For instance, the first episode follows the pair to Dosa-n-Curry, an Indian-oriented restaurant in Somerville, and Mainely Burgers, a gourmet patty sizzler in Cambridge. The Brass Sisters wind up creating their own dosa cheeseburgers. In episode two, they visit Mamaleh's Delicatessen, a modern Jewish deli in Kendall Square, and Shojo, a funky Chinatown eatery known for its noodles. The women wind up inventing a pastrami ramen kugel.
“It's a celebration of cultures,” said Marilynn Brass. Though the sisters say they “try to be apolitical,” they do consider it important to share stories that reflect America's multiculturalism — especially since their own story is rooted in the immigrant experience. After all, the show's concept is sort of an American metaphor: The sisters stir different cultures in a melting pot to create something new. And they have long been inspired by the stories of their own ancestors, who came to the States from Russia and Eastern Europe to give their children a better life.
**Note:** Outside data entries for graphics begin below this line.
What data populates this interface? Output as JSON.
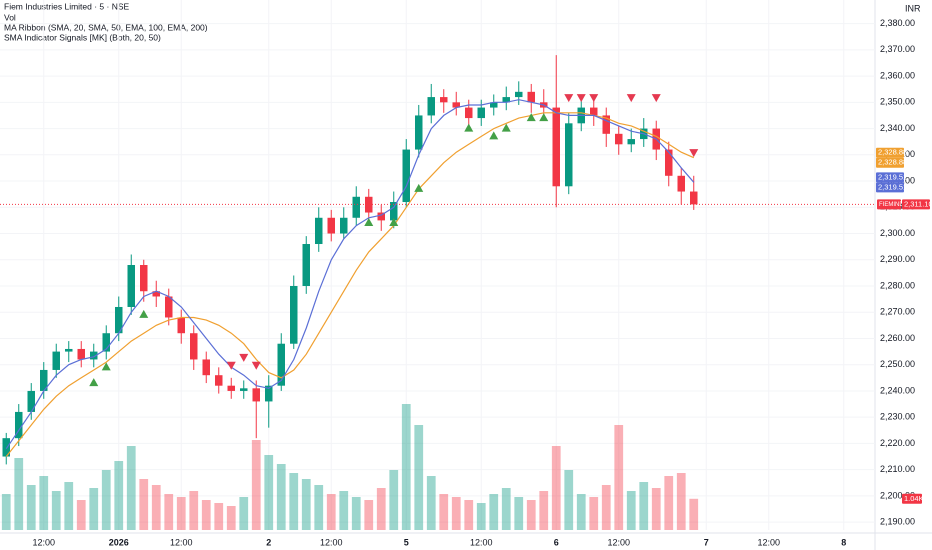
{
  "chart_data": {
    "type": "candlestick",
    "title": "Fiem Industries Limited · 5 · NSE",
    "indicators": [
      "Vol",
      "MA Ribbon (SMA, 20, SMA, 50, EMA, 100, EMA, 200)",
      "SMA Indicator Signals [MK] (Both, 20, 50)"
    ],
    "currency": "INR",
    "symbol_tag": "FIEMIND",
    "close_label": "2,311.10",
    "volume_label": "1.04K",
    "up_color": "#089981",
    "down_color": "#f23645",
    "categories": [
      null,
      null,
      null,
      "12:00",
      null,
      null,
      null,
      null,
      null,
      "2026",
      null,
      null,
      null,
      null,
      "12:00",
      null,
      null,
      null,
      null,
      null,
      null,
      "2",
      null,
      null,
      null,
      null,
      "12:00",
      null,
      null,
      null,
      null,
      null,
      "5",
      null,
      null,
      null,
      null,
      null,
      "12:00",
      null,
      null,
      null,
      null,
      null,
      "6",
      null,
      null,
      null,
      null,
      "12:00",
      null,
      null,
      null,
      null,
      null,
      null,
      "7",
      null,
      null,
      null,
      null,
      "12:00",
      null,
      null,
      null,
      null,
      null,
      "8",
      null,
      null
    ],
    "open": [
      2215,
      2222,
      2232,
      2240,
      2248,
      2255,
      2256,
      2252,
      2255,
      2262,
      2272,
      2288,
      2278,
      2276,
      2268,
      2262,
      2252,
      2246,
      2242,
      2240,
      2241,
      2236,
      2242,
      2258,
      2280,
      2296,
      2306,
      2300,
      2306,
      2314,
      2308,
      2305,
      2312,
      2332,
      2345,
      2352,
      2350,
      2348,
      2344,
      2348,
      2350,
      2352,
      2354,
      2350,
      2348,
      2318,
      2342,
      2348,
      2345,
      2338,
      2334,
      2336,
      2340,
      2332,
      2322,
      2316,
      null,
      null,
      null,
      null,
      null,
      null,
      null,
      null,
      null,
      null,
      null,
      null,
      null,
      null
    ],
    "high": [
      2224,
      2235,
      2243,
      2251,
      2258,
      2259,
      2259,
      2258,
      2265,
      2276,
      2292,
      2290,
      2282,
      2279,
      2271,
      2265,
      2255,
      2249,
      2245,
      2244,
      2244,
      2246,
      2262,
      2284,
      2299,
      2310,
      2309,
      2310,
      2318,
      2317,
      2311,
      2316,
      2336,
      2349,
      2357,
      2355,
      2354,
      2351,
      2351,
      2353,
      2356,
      2358,
      2357,
      2355,
      2368,
      2346,
      2352,
      2351,
      2348,
      2341,
      2340,
      2344,
      2343,
      2335,
      2325,
      2322,
      null,
      null,
      null,
      null,
      null,
      null,
      null,
      null,
      null,
      null,
      null,
      null,
      null,
      null
    ],
    "low": [
      2212,
      2219,
      2229,
      2237,
      2245,
      2251,
      2249,
      2249,
      2252,
      2259,
      2269,
      2274,
      2272,
      2265,
      2258,
      2248,
      2243,
      2239,
      2237,
      2237,
      2222,
      2226,
      2240,
      2256,
      2277,
      2293,
      2297,
      2298,
      2303,
      2305,
      2301,
      2302,
      2310,
      2329,
      2342,
      2346,
      2345,
      2340,
      2341,
      2345,
      2347,
      2349,
      2346,
      2345,
      2310,
      2315,
      2339,
      2341,
      2333,
      2330,
      2331,
      2333,
      2328,
      2318,
      2311,
      2309,
      null,
      null,
      null,
      null,
      null,
      null,
      null,
      null,
      null,
      null,
      null,
      null,
      null,
      null
    ],
    "close": [
      2222,
      2232,
      2240,
      2248,
      2255,
      2256,
      2252,
      2255,
      2262,
      2272,
      2288,
      2278,
      2276,
      2268,
      2262,
      2252,
      2246,
      2242,
      2240,
      2241,
      2236,
      2242,
      2258,
      2280,
      2296,
      2306,
      2300,
      2306,
      2314,
      2308,
      2305,
      2312,
      2332,
      2345,
      2352,
      2350,
      2348,
      2344,
      2348,
      2350,
      2352,
      2354,
      2350,
      2348,
      2318,
      2342,
      2348,
      2345,
      2338,
      2334,
      2336,
      2340,
      2332,
      2322,
      2316,
      2311.1,
      null,
      null,
      null,
      null,
      null,
      null,
      null,
      null,
      null,
      null,
      null,
      null,
      null,
      null
    ],
    "volume": [
      1200,
      2400,
      1500,
      1800,
      1300,
      1600,
      1000,
      1400,
      2000,
      2300,
      2800,
      1700,
      1500,
      1200,
      1100,
      1300,
      1000,
      900,
      800,
      1100,
      3000,
      2500,
      2200,
      1900,
      1700,
      1500,
      1200,
      1300,
      1100,
      1000,
      1400,
      2000,
      4200,
      3500,
      1800,
      1200,
      1100,
      1000,
      900,
      1200,
      1400,
      1100,
      1000,
      1300,
      2800,
      2000,
      1200,
      1100,
      1500,
      3500,
      1300,
      1600,
      1400,
      1800,
      1900,
      1040,
      null,
      null,
      null,
      null,
      null,
      null,
      null,
      null,
      null,
      null,
      null,
      null,
      null,
      null
    ],
    "sma20": {
      "color": "#5b6fd6",
      "last_label": "2,319.51",
      "values": [
        2218,
        2225,
        2232,
        2240,
        2246,
        2250,
        2252,
        2253,
        2256,
        2262,
        2270,
        2276,
        2278,
        2276,
        2272,
        2266,
        2260,
        2254,
        2249,
        2246,
        2242,
        2241,
        2244,
        2252,
        2264,
        2278,
        2290,
        2298,
        2303,
        2306,
        2307,
        2310,
        2318,
        2330,
        2340,
        2345,
        2348,
        2349,
        2349,
        2350,
        2350,
        2351,
        2350,
        2349,
        2346,
        2345,
        2345,
        2345,
        2343,
        2341,
        2339,
        2338,
        2336,
        2331,
        2325,
        2319.51,
        null,
        null,
        null,
        null,
        null,
        null,
        null,
        null,
        null,
        null,
        null,
        null,
        null,
        null
      ]
    },
    "sma50": {
      "color": "#f0a030",
      "last_label": "2,328.88",
      "values": [
        2215,
        2221,
        2227,
        2233,
        2238,
        2242,
        2245,
        2248,
        2251,
        2255,
        2259,
        2262,
        2265,
        2267,
        2268,
        2268,
        2267,
        2265,
        2262,
        2258,
        2252,
        2247,
        2245,
        2248,
        2254,
        2262,
        2270,
        2278,
        2286,
        2293,
        2298,
        2303,
        2310,
        2317,
        2322,
        2327,
        2331,
        2334,
        2337,
        2340,
        2342,
        2344,
        2345,
        2346,
        2346,
        2346,
        2346,
        2345,
        2344,
        2342,
        2341,
        2339,
        2337,
        2334,
        2331,
        2328.88,
        null,
        null,
        null,
        null,
        null,
        null,
        null,
        null,
        null,
        null,
        null,
        null,
        null,
        null
      ]
    },
    "buy_signals": {
      "color": "#43a047",
      "values": [
        null,
        null,
        null,
        null,
        null,
        null,
        null,
        2243,
        2249,
        null,
        null,
        2269,
        null,
        null,
        null,
        null,
        null,
        null,
        null,
        null,
        null,
        null,
        null,
        null,
        null,
        null,
        null,
        null,
        null,
        2304,
        null,
        2304,
        null,
        2317,
        null,
        null,
        null,
        2340,
        null,
        2337,
        2340,
        null,
        2344,
        2344,
        null,
        null,
        null,
        null,
        null,
        null,
        null,
        null,
        null,
        null,
        null,
        null,
        null,
        null,
        null,
        null,
        null,
        null,
        null,
        null,
        null,
        null,
        null,
        null,
        null,
        null
      ]
    },
    "sell_signals": {
      "color": "#e53950",
      "values": [
        null,
        null,
        null,
        null,
        null,
        null,
        null,
        null,
        null,
        null,
        null,
        null,
        null,
        null,
        null,
        null,
        null,
        null,
        2250,
        2253,
        2250,
        null,
        null,
        null,
        null,
        null,
        null,
        null,
        null,
        null,
        null,
        null,
        null,
        null,
        null,
        null,
        null,
        null,
        null,
        null,
        null,
        null,
        null,
        null,
        null,
        2352,
        2352,
        2352,
        null,
        null,
        2352,
        null,
        2352,
        null,
        null,
        2331,
        null,
        null,
        null,
        null,
        null,
        null,
        null,
        null,
        null,
        null,
        null,
        null,
        null,
        null
      ]
    },
    "ylim": [
      2187,
      2389
    ],
    "yticks": [
      {
        "value": 2190,
        "label": "2,190.00"
      },
      {
        "value": 2200,
        "label": "2,200.00"
      },
      {
        "value": 2210,
        "label": "2,210.00"
      },
      {
        "value": 2220,
        "label": "2,220.00"
      },
      {
        "value": 2230,
        "label": "2,230.00"
      },
      {
        "value": 2240,
        "label": "2,240.00"
      },
      {
        "value": 2250,
        "label": "2,250.00"
      },
      {
        "value": 2260,
        "label": "2,260.00"
      },
      {
        "value": 2270,
        "label": "2,270.00"
      },
      {
        "value": 2280,
        "label": "2,280.00"
      },
      {
        "value": 2290,
        "label": "2,290.00"
      },
      {
        "value": 2300,
        "label": "2,300.00"
      },
      {
        "value": 2310,
        "label": "2,310.00"
      },
      {
        "value": 2320,
        "label": "2,320.00"
      },
      {
        "value": 2330,
        "label": "2,330.00"
      },
      {
        "value": 2340,
        "label": "2,340.00"
      },
      {
        "value": 2350,
        "label": "2,350.00"
      },
      {
        "value": 2360,
        "label": "2,360.00"
      },
      {
        "value": 2370,
        "label": "2,370.00"
      },
      {
        "value": 2380,
        "label": "2,380.00"
      }
    ]
  }
}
The sisters grew up in a triple-decker in a “Jewish enclave” in Winthrop, where they learned the love of cooking at their mother's knee. Thus began a journey
that led to a James Beard award nomination (for their book “Heirloom Baking with the Brass Sisters”) and a national reputation as home cooking experts. Last year they were honored as “Food Heroes” by the city of Cambridge, where they've lived for decades.
Their parents also encouraged the girls to expose themselves to different cultures; the family would often rent out the top floor of their Winthrop triple-decker to tenants whose experiences out in the wider world helped to “broaden their horizons,” said Marilynn, who helped launch an anti-racism workshop when she worked at the Cambridge YWCA during the height of the 1960s civil rights movement.
Though “Food Flirts” focuses on culture-hopping culinary combos, the sisters themselves are the most prominent scene-stealing pair. They are each different flavors of fabulous. Marilynn, who founded the community affairs office at Cambridge's Charles Stark Draper Laboratory and was a longtime consultant for several popular WGBH series, is more immediately chatty and bawdy, delivering clever bon mots from behind thickrimmed spectacles. Sheila, a former fashion designer and administrative coordinator to WGBH's vice president of national programming, is sweet and sly, the kind to keep a little quiet — then catch you off guard with a nonchalant remark about a swoon-worthy chef's bulging bicep.
They're both proudly “single by choice,” said Marilynn. “At this age, most men are looking for either a nurse or a purse.”
But advancing age has actually made them bolder flirts than they were before, adds Sheila, recounting the tale of an octogenarian who recently tried to pick her up at the grocery store. Therein lay the charm of “The Food Flirts,” a spicy sister act that says you're never too old to stay spry, curious and creative. Life tastes better that way.